Taiwan evacuated almost 1,000 people from endangered areas as Typhoon Fung-Wong, which left at least 10 dead in the Philippines and caused Manila’s worst flooding in two years, approached packing wind gusts as strong as 120kph.
Fung-Wong, Phoenix in English, was centered about 426km south-southwest of Taipei this morning, moving north-northeast at 7 knots according to the US Navy’s Joint Typhoon Warning Centre.
It will probably pass over western Taiwan today before tracking northward toward China’s east coast, the centre forecasts.
There were no reports of casualties in Taiwan as of last night, although 986 people in southern and central regions were evacuated as a precaution, the National Fire Agency said in a statement on its website. Flights between Kaohsiung and Hong Kong were canceled, it reported.

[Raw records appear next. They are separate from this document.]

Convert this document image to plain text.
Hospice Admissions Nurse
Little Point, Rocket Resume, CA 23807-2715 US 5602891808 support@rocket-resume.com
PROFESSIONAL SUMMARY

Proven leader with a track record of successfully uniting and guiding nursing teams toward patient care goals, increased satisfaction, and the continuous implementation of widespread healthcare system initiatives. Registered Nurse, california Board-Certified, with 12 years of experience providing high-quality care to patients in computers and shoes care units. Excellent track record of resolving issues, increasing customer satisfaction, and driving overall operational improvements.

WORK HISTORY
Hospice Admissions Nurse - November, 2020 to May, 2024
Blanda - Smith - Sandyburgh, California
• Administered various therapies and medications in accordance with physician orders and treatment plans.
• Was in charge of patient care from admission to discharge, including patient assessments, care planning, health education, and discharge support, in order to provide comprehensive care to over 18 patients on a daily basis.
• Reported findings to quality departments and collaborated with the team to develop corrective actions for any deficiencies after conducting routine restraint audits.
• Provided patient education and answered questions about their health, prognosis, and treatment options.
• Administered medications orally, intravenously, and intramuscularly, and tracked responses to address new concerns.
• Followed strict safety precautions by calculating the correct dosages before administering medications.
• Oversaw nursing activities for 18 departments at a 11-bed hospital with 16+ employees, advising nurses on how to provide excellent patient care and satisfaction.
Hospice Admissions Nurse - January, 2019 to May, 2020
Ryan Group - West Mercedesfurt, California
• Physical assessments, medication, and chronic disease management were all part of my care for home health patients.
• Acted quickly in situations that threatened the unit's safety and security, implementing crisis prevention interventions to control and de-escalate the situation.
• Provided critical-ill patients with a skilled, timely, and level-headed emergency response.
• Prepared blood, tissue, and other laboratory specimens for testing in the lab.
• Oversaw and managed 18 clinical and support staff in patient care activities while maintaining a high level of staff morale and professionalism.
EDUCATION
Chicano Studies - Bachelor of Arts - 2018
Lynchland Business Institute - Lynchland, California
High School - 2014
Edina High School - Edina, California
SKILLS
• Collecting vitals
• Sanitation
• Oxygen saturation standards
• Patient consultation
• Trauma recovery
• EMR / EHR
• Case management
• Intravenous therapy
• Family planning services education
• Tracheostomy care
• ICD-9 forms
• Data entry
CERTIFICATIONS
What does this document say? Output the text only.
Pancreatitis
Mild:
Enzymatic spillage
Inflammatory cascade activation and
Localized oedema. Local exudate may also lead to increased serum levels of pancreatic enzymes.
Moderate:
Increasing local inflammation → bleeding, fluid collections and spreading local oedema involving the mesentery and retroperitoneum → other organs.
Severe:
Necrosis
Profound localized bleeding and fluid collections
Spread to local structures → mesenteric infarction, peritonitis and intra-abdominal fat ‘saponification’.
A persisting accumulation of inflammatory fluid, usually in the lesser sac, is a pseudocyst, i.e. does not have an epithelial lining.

Almost 200,000 people remain in evacuation centers in the Philippines as the death toll from Fung-Wong rose to 10 with seven others injured, according to the latest statement from the national disaster-management agency.
The storm submerged as much as 25 per cent of Metro Manila in floods, Metro Manila Development Authority Chairman Francis Tolentino said. ABS-CBN showed footage of people wading through chest-high waters and residents trapped on the upper floors of their homes, while many were being rescued by boats.
Farm Losses
Typhoons Fung-Wong and Kalmaegi, which struck a week earlier, will cost the Philippines 1.14 billion pesos (RM77.616 million) in farm output, according to preliminary estimates by the Department of Agriculture.
Monsoon rains intensified by Fung-Wong dumped 268 millimeters (10.6 inches) of water over the northern Philippines in 24 hours, equivalent to half a month’s rain, the weather bureau said yesterday.
Provinces north of the capital, including Nueva Ecija, Zambales and Tarlac, are still at severe risk of floods, it said.
Typhoon Ketsana, which killed more than 400 people in the capital five years ago, brought 455 millimeters of rain in 24 hours and inundated 60 per cent of Metro Manila.
Super Typhoon Haiyan, the strongest storm ever to hit land, killed more than 6,200 people in the Philippines and left more than a thousand missing in November 2013.